2.  The weighted sum is then sigmoided i.e. an activation is applied to it. 
>   B = σ(A)

3.  The cost function is calculated using the actual with the predicted one.
>   L =  0.5 (y-B)^2

3.  Now, the back propagation is started with the cost function. The target is to update the wights and the biases.
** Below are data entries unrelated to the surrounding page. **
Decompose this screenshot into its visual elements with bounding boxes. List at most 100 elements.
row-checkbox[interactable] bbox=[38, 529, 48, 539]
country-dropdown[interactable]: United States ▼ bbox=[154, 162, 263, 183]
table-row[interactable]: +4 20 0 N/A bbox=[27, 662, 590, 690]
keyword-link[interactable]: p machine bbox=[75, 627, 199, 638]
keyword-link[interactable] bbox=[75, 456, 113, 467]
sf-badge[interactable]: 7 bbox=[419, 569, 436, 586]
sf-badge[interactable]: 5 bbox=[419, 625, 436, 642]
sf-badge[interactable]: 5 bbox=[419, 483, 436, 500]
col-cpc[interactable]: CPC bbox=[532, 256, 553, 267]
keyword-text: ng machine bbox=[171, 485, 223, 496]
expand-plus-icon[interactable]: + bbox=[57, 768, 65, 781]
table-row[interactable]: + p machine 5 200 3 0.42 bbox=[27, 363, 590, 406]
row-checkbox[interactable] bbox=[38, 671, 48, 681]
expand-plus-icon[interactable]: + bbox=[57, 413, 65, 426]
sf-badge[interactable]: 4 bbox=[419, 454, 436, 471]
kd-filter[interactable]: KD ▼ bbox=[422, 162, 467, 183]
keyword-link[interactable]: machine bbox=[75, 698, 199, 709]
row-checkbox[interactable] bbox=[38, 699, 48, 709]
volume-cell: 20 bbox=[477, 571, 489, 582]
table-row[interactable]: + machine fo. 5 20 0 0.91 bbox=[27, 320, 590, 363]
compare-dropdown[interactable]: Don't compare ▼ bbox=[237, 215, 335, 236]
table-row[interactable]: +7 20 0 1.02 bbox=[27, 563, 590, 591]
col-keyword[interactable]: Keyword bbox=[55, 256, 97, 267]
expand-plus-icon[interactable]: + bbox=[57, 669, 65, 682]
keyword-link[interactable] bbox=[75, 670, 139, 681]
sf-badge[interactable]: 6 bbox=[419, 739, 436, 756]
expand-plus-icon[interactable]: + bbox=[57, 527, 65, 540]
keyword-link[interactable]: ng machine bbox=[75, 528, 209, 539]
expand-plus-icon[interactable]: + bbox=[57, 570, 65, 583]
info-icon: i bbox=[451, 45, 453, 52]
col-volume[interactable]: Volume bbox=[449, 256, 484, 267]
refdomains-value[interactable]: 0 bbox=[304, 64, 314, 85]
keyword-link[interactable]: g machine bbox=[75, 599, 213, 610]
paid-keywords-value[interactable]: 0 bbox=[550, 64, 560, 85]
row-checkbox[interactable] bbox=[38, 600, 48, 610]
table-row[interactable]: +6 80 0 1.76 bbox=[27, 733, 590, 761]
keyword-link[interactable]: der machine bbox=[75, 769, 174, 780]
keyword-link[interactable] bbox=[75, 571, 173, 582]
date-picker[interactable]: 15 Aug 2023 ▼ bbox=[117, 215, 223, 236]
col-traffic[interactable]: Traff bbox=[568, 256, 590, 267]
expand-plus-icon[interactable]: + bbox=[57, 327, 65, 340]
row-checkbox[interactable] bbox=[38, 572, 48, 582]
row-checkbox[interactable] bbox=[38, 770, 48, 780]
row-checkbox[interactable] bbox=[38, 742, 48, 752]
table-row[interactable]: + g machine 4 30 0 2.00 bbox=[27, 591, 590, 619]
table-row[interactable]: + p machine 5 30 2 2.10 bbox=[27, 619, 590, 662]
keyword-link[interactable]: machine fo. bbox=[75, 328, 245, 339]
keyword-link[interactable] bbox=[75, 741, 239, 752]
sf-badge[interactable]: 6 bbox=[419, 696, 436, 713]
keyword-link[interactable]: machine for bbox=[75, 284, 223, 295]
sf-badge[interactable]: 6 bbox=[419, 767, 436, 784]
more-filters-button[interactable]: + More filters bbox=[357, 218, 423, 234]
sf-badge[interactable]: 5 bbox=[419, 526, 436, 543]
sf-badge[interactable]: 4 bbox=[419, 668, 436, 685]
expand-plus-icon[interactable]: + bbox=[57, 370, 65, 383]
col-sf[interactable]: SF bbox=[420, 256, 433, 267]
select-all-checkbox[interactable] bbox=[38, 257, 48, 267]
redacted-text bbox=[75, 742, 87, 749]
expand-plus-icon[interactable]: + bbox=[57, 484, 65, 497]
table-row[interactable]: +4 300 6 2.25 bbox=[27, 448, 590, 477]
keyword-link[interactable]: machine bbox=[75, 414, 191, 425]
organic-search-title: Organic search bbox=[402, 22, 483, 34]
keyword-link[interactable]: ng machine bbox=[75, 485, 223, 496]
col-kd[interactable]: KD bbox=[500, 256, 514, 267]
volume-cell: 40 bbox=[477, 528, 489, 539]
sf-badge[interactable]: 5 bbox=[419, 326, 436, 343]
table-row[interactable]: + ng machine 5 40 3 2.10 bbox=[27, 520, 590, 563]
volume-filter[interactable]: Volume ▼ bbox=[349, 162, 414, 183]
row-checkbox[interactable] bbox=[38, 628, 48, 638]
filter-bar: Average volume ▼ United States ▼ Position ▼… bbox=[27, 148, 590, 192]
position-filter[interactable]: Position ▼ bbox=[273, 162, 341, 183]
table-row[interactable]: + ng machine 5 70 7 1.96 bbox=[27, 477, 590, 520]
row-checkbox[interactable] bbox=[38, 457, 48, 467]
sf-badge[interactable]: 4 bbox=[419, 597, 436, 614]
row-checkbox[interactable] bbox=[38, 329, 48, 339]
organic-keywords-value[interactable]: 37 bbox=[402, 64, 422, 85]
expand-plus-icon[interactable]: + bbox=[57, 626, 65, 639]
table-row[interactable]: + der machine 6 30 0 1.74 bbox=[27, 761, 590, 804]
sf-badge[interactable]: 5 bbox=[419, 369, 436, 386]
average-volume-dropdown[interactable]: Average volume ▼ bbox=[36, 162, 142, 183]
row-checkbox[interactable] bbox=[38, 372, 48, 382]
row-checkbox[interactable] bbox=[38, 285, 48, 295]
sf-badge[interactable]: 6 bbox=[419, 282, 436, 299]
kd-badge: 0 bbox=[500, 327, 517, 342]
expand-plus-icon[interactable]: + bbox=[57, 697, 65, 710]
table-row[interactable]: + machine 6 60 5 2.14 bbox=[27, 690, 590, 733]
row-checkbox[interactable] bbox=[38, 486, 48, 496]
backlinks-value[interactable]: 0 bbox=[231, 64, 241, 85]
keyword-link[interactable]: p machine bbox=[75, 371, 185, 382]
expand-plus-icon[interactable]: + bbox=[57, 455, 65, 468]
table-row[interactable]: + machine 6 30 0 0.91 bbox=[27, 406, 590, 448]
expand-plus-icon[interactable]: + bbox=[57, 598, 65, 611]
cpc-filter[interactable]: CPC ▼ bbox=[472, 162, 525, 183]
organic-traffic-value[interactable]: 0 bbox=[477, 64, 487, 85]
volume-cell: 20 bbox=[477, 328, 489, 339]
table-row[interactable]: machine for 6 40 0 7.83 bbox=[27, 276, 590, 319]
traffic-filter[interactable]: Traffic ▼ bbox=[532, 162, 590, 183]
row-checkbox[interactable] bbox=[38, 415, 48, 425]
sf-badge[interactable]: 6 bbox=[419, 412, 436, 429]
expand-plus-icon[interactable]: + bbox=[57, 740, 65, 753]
For that the derivatives of the loss with respect to the biases are calculated. 
>   ∂L/∂W=  ∂L/∂B * ∂B/∂A * ∂A/∂W

4.  Now, the weights are updates with the derivatives and the learning rates using this formula-
> W=W+( α*  ∂L/∂W)

*Where α  is the learning rate.*

In this way, the **epoch times** iteration is done and finally the adjusted sets of weights and biases are returned by the function.


In [None]:
def bpn(epochs, learning_rate, X_train, y_train):
    
    V = np.random.randn(X_train.shape[1], 4)  #4 is the number of neuron in hidden layer
    W = np.random.randn(4, 1)  #w is another set of weight,  4 is hidden layer, 1 is output layer
    Loss = []
    
    for i in range(epochs):
        
        for j in range(X_train.shape[0]):
            
            x = np.array(X_train[j], ndmin=2)
            A = np.dot(x, V)
            B = sigmoid(A)
            C = np.dot(B, W)
            P = sigmoid(C)
            y = np.array(y_train[j], ndmin=2)    # claculation of the cost/loss function
            L = 0.5 * (y - P) ** 2
            
            dLdP = -(y - P)
            dPdC = sigmoid(C) * (1-sigmoid(C))
            dCdW = B.T 
            dLdW = np.dot(dCdW, dLdP * dPdC)    #dL/dW
            dCdB = W.T
            dBdA = sigmoid(A) * (1-sigmoid(A))
            dAdV = x.T
            dLdV = np.dot(dAdV, np.dot(dLdP * dPdC, dCdB) * dBdA)    #dL/dV
            
            W = W - (learning_rate * dLdW)        # updating weights 
            V = V - (learning_rate * dLdV)
        print('Epoch:',i+1,' -----> Loss:',L.item(0))
        Loss.append(L.item(0))
    
    print("---------Execution Finished Successfully---------")
    return V, W, Loss

**Predict Function**

Now, we fed the returned weights d to the **predict(weights, ,X_test, threshold)** function which repeats the steps 1, 2 and 3 to get the predicted outcome.

In [None]:
def pred(V,W,X_test,threshold = 0.5):
    y_pred = []
    test_loss = []
    for j in range(X_test.shape[0]): 
            x = np.array(X_train[j], ndmin=2)
            A = np.dot(x, V)
            B = sigmoid(A)
            C = np.dot(B, W)
            P = sigmoid(C)
            
            y = np.array(y_train[j], ndmin=2)    # calculation of the cost/loss function
            L = 0.5 * (y - P) ** 2
            test_loss.append(L.item(0))
            
            if P.item(0) >= threshold:
                y_pred.append(1)
            else:
                y_pred.append(0)
                
                
    return np.array(y_pred), test_loss

## Training The Model

To store the trained weights and biases, we are using two variables final_W and final V. Along with that, for each epoch, the loss is counted and stored in Loss array. 

In [None]:
final_V, final_W, Loss = bpn(2000, 0.01, X_train, y_train)

## Predicting the Output

In [None]:
y_pred, t_loss = pred(final_V, final_W, X_test)

In [None]:
print(y_pred)

## Evaluation

In [None]:
from sklearn.metrics import confusion_matrix,classification_report
cm = confusion_matrix(y_test,y_pred)
print(cm)

In [None]:
accuracy = (cm[0][0]+cm[1][1])/(cm[0][0]+cm[0][1]+cm[1][0]+cm[1][1])*100
print('Accuracy = ',accuracy,'%')

## Conclustion

This was the 2 layered neural network from scratch with back propagation. Though it could be more convenient to use classes and methods to build the model, I have prefered to go for the function based approach. It seemed easy to me. I hope you have enjoyed this notebook. If so, then I will be pleased.